Psikiyatrist Şahut Duran, ülkede kamu hastanelerinde çalışan psikiyatrist sayısının dünyanın altında kaldığına değinerek "Bu sayı dünya ortalamasının da altında. Şuan da Türkiye’de ortalama 100 bin kişiye bir psikiyatrist düşüyor. Avrupa Birliği (AB) ülkelerindeki oranın çok gerisinde bu sayı. Türkiye’de şu anda kamu ve özelde çalışan psikiyatri sayısı 7-8 bin kadar olduğu tahmin ediliyor" değerlendirmesini yaptı. Türkiye’deki ruh sağlığı hizmetlerinin yüzde 60’ının kamu hastanelerinin ruh sağlığı hastanelerinden verildiğini kaydeden Duran, şöyle devam etti:

“Ruh sağlığı hizmetinin büyük bölümü Bakırköy, Erenköy, Manisa, Samsun, Adana, Elazığ gibi bölge ruh sağlığı hastanelerinden veriliyor. Özellikle ağır ruhsal bozuklukları olanlara yönelik tedavilerin de yüzde 90-95’i yine bu hastanelerin yataklı servislerinden sağlanıyor. Bunun dışında kaygı bozukluğu, depresyon gibi rahatsızlıkların üniversite hastanelerinde, şehir hastanelerinde yoğunluk yarattığını biliyoruz. Hekim sayısı artan ihtiyaca göre çok düşük oranda kalıyor. Bu yüzden de bir hastanelerde bir yığılma söz konusu oluyor. Özellikle randevuların bulunamamasında bu da çok önemli. 15 dakikaya düşürülmüş randevu sürelerinin dışında, bu hastanelerde çalışan hekimlerin poliklinik hizmetlerinin dışında birçok alanda çalıştığını biliyoruz. Sağlık kurulları heyetlerinde, farklı yerlere görevlendirmelerin yapılması gibi... Bu durumlar oradaki ruh sağlığı alanındaki hizmetlerin sürekliliğini de bozuyor."

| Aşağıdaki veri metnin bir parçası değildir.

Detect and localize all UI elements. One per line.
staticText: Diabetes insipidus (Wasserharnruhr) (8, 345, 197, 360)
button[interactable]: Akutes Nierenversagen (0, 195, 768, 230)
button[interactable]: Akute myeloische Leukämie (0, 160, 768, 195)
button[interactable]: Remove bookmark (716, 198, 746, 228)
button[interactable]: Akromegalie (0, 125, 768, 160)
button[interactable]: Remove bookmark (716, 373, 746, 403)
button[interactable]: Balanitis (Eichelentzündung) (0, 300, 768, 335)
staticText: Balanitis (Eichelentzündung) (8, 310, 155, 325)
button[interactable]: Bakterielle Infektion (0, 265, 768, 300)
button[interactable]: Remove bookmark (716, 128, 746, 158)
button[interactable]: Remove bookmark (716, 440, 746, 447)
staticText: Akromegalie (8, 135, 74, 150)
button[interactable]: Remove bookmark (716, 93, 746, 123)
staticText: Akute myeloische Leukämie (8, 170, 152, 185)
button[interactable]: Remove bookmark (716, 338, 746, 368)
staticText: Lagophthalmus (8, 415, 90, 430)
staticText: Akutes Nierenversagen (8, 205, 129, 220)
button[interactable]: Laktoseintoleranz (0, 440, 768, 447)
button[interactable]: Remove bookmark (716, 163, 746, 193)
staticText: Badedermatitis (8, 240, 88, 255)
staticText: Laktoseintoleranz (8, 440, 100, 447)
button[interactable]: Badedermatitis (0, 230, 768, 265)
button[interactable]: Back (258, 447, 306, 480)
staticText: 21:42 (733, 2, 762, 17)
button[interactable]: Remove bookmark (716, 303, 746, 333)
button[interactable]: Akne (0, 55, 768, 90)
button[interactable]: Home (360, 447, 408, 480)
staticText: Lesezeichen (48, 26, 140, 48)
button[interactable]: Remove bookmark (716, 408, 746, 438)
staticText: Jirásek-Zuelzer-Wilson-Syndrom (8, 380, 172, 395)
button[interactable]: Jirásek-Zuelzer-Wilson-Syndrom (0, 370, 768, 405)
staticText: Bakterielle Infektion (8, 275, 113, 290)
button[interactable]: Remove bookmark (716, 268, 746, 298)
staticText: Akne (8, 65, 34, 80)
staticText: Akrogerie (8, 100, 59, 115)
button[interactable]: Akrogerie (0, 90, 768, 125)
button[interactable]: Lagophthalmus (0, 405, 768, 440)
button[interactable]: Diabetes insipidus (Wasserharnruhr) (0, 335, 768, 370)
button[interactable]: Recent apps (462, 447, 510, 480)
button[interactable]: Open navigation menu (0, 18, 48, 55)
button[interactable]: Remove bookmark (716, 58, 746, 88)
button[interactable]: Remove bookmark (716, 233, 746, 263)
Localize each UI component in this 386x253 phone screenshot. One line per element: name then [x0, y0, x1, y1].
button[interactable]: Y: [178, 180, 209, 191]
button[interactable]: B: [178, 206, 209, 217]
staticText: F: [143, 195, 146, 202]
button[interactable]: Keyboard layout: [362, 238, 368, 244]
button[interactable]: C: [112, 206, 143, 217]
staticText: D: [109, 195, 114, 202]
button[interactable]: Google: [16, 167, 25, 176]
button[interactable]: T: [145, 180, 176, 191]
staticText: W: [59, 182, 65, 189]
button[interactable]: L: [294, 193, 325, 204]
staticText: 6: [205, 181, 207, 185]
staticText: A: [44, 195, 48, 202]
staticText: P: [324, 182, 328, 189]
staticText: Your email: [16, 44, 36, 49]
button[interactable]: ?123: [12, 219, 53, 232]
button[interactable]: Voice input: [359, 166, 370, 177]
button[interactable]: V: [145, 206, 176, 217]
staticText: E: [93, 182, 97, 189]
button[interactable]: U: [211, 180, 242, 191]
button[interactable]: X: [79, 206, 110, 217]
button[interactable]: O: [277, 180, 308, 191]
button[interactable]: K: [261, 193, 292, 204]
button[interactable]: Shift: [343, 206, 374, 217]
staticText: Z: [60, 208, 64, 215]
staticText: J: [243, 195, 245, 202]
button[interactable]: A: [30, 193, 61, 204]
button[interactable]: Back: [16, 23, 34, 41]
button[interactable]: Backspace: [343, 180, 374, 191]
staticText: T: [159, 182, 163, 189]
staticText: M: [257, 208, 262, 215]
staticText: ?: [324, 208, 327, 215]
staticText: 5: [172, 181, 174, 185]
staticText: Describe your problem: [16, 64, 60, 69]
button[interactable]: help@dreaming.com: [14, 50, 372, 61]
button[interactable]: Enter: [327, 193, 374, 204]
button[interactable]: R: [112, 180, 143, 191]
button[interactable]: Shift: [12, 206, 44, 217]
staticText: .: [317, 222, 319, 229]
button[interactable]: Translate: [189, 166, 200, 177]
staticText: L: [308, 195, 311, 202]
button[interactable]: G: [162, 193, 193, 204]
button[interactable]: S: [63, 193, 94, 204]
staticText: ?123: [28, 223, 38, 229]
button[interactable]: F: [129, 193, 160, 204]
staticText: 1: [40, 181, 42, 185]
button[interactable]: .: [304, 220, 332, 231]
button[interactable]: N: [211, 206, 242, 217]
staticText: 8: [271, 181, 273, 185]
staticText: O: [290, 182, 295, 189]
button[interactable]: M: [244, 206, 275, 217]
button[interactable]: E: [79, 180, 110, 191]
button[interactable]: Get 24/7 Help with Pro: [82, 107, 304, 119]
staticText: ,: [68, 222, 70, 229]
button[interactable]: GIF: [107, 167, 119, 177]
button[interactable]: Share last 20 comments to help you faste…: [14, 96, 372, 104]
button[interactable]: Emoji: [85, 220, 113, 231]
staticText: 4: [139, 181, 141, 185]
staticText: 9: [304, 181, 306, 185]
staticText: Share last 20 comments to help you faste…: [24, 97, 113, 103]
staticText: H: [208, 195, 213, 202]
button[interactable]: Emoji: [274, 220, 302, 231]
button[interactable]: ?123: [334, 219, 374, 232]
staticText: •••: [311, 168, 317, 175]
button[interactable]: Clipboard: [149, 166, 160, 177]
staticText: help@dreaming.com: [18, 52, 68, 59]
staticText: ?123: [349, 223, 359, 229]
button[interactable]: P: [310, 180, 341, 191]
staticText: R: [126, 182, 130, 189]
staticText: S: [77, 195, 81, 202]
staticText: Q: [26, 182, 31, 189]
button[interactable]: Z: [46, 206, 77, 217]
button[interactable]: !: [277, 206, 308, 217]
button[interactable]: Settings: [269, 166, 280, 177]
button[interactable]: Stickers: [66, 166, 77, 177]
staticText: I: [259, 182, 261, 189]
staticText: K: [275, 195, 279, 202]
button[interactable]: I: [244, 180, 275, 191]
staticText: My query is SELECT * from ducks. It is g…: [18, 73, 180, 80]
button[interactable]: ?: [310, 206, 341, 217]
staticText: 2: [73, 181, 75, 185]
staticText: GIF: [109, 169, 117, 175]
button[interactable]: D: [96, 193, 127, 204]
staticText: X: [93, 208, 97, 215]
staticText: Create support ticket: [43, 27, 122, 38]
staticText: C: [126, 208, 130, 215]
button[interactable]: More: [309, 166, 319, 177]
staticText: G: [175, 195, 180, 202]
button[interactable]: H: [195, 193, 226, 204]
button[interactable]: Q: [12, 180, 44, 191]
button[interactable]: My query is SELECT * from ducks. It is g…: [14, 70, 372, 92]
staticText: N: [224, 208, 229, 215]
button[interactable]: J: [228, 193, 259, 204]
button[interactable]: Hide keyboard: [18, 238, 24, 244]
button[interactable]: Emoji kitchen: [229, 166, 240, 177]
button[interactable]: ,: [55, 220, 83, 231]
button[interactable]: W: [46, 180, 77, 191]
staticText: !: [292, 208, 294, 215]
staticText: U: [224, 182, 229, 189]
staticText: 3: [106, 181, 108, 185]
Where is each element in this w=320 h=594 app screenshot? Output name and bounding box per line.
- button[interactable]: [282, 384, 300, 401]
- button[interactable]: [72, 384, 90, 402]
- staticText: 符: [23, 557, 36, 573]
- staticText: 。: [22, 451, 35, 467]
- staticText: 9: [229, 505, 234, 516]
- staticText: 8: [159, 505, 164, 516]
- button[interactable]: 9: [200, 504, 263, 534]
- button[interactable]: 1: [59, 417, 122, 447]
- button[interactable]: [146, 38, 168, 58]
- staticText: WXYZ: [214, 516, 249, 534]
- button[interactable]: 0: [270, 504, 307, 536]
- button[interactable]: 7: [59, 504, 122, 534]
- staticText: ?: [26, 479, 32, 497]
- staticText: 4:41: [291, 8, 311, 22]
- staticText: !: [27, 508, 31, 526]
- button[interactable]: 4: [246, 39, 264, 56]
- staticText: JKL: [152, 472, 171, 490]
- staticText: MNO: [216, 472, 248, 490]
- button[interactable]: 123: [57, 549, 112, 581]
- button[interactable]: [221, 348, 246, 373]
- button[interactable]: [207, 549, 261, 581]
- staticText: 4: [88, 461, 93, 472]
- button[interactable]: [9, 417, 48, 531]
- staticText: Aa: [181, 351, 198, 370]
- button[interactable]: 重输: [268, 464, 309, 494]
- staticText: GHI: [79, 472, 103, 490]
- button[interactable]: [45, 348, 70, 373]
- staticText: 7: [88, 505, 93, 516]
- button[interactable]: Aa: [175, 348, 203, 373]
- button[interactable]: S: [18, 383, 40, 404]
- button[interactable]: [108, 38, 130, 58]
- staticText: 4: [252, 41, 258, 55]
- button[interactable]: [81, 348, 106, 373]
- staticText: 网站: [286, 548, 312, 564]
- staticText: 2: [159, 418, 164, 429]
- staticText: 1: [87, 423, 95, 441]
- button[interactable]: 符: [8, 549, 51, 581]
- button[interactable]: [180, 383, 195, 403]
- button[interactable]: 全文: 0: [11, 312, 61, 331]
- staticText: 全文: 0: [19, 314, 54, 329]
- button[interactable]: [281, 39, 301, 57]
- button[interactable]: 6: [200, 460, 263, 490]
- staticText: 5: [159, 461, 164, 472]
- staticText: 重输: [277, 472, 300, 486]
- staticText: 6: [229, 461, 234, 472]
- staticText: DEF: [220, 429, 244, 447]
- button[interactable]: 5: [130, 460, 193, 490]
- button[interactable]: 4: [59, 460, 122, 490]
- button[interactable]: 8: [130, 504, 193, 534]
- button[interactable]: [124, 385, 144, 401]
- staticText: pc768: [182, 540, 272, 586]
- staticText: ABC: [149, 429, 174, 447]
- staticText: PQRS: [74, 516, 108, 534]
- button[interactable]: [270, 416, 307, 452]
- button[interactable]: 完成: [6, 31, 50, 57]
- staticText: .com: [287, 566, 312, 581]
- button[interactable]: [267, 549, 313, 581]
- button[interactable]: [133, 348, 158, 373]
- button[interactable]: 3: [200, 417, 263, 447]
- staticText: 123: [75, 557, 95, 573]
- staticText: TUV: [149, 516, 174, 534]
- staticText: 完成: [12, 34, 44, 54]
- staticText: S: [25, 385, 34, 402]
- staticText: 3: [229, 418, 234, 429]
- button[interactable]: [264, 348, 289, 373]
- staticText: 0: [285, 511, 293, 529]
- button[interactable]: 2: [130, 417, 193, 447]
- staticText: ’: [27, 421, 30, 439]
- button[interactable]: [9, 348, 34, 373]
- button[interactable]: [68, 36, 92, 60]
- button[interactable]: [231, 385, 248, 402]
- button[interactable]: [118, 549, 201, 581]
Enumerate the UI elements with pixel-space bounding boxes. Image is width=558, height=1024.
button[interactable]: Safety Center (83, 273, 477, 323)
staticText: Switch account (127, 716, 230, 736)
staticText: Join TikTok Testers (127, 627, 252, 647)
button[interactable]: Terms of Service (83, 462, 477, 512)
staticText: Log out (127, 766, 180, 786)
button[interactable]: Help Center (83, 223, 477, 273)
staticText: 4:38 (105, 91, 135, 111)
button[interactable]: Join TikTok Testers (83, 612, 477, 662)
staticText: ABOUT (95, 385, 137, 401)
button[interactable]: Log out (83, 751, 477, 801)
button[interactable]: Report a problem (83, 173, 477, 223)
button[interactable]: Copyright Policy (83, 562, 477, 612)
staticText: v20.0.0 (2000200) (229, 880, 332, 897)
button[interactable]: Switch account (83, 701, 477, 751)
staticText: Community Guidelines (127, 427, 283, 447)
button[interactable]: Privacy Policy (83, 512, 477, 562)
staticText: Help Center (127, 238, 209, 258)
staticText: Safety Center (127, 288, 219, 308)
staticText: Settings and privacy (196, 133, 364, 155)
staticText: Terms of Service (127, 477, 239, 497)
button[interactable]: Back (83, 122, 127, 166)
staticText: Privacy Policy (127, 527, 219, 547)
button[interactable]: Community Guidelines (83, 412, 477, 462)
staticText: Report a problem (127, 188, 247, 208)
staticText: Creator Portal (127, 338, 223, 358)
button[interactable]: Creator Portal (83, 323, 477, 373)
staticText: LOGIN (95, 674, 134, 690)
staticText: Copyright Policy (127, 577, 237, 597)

Şahut Duran, Psikiyatrist Şahut Duran, Psikiyatrist

İLAÇ UYUMU DÜŞÜYOR

Psikiyatri tedavisinde sürekliliğin önemine dikkat çeken Duran "Özelde psikiyatri tedavisi daha maliyetli. Ama son dönemde buralara da talebin artığını görüyoruz. Bunda en büyük sebeplerden biri sadece randevu alınmaması değil, hastaya bakan hekimlerin sürekli değişmesi de etkili. Aynı hekimi bulamamak en büyük problemden biri ki ruh sağlığı hizmetinin en büyük önemi sürekliliktir. Aynı hekim ile bir şekilde tedavi sürecini yürütmektir. Psikiyatri gibi spesifik durumda hastaların her seferinde farklı bir hekime muayene olması tedaviyi olumsuz etkiliyor. Motivasyonu, sürekliliği azaltıyor, tedavinin başarısını etkiliyor, ilaç uyumunu da etkiliyor" diye konuştu.

***

ŞİDDETİ KÖRÜKLER

“Bozulan ruh sağlığı ve alınamayan ruh sağlığı hizmetleri nasıl bir toplumsal sorun getirir?” sorusuna Duran şu yanıtı verdi: “Bu durum hem sağlıkta şiddete hem de toplumsal şiddette de ciddi anlamda rol oynuyor. Özellikle sürekli tedavi görmesi gereken hastaların tedavilerini sürdürememesi ciddi bir sağlık problemi haline gelebiliyor. Sağlık bir bütündür. Biyolojik, psikolojik ve çevresel olarak iyilik hali olarak değerlendirilir. Dolayısıyla ekonomik kriz, ülkenin içinden geçtiği durum, gelecek ile ilgili belirsizlik, kadına yönelik şiddet, çocuklara yönelik istismar, siyasilerin kullandığı dil, adaletsizlik gibi faktörler de da ruh sağlığımızı olumsuz etkiliyor. Böylesi bir toplumda ruh sağlığı hizmetleri çok önemli. Asıl önemli olan koruyucu ruh sağlığı hizmetleridir."